Para este ejercicio he tomado el laberinto de Shasta, En estados Unidos, es un laberinto de un solo sendero que conduce al centro, en él nadie se pierde pues no tiene caminos falsos. Una vez en el centro invita a la salida haciendo el mismo recorrido. Quise ubicar en algunas partes claves un día de la creación para detenerse, colocar allí una piedra que simbolice la ofrenda de ese día. Cada día se ofrece algo de mi existencia:

1.      el orden de mi vida,

2.      su purificación,

3.      su poder para generar vida,

4.      los astros que me acompañan,

5.      la vida que he generado

6.      el Adam que me habita, lo masculino y lo femenino en mí.
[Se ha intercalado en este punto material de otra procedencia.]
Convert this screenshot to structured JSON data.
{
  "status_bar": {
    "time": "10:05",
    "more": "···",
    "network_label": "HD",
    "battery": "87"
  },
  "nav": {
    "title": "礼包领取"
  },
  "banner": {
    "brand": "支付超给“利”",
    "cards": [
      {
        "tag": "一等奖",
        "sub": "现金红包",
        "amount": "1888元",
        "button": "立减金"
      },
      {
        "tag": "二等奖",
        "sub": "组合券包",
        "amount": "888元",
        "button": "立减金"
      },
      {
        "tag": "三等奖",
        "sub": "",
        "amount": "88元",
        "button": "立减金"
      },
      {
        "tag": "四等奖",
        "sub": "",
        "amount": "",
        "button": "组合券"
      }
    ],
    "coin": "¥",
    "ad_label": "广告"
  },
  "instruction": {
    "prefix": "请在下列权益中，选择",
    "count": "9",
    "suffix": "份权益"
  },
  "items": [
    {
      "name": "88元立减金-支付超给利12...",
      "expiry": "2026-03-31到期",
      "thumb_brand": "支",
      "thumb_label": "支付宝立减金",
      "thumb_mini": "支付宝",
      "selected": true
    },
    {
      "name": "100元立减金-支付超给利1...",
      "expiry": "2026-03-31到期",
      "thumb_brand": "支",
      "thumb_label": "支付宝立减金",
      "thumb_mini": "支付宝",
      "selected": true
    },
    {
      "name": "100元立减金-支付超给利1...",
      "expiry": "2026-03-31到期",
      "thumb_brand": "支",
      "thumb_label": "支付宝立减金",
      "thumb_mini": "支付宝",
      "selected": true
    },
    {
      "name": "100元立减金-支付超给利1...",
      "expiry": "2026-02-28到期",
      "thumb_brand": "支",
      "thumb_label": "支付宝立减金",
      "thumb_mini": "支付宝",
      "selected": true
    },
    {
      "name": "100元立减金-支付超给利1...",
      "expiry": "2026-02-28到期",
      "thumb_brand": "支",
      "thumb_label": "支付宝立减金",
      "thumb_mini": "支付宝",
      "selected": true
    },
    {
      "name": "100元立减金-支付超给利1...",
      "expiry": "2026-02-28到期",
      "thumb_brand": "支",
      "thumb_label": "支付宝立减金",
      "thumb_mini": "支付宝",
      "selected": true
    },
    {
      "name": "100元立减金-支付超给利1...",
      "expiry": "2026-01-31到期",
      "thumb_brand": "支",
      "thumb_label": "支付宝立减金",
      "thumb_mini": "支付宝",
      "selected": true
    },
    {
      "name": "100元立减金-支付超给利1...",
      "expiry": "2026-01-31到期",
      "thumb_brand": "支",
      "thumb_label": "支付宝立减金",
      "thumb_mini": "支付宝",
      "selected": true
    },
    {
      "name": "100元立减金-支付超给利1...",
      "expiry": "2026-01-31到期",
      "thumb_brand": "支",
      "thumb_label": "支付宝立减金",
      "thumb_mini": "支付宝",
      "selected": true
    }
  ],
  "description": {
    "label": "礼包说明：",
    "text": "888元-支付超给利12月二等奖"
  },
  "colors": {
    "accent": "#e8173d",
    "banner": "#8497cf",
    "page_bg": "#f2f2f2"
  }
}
7.       La plenitud de mi vida, el encuentro con Dios.


Si deseas ver el laberinto de Shasta ve a las imágenes que están a tu derecha en el blog.

El camino hacia adentro facilita la peregrinación hacia nuestro interior, la búsqueda de la comunión y conexión con nuestro Dios. El espacio central es un lugar de meditación, contemplación y recepción de la conexión con la Unidad. El camino de vuelta, hacia afuera, conduce a la integración de las vivencias y sensaciones de la unión con el poder del Amor de la Unidad.
“Se afirma que si el laberinto se recorre con la mente y el corazón abiertos, se convierte en un espejo que responde a las preguntas acerca de quiénes somos y dónde estamos en nuestra actual vida”.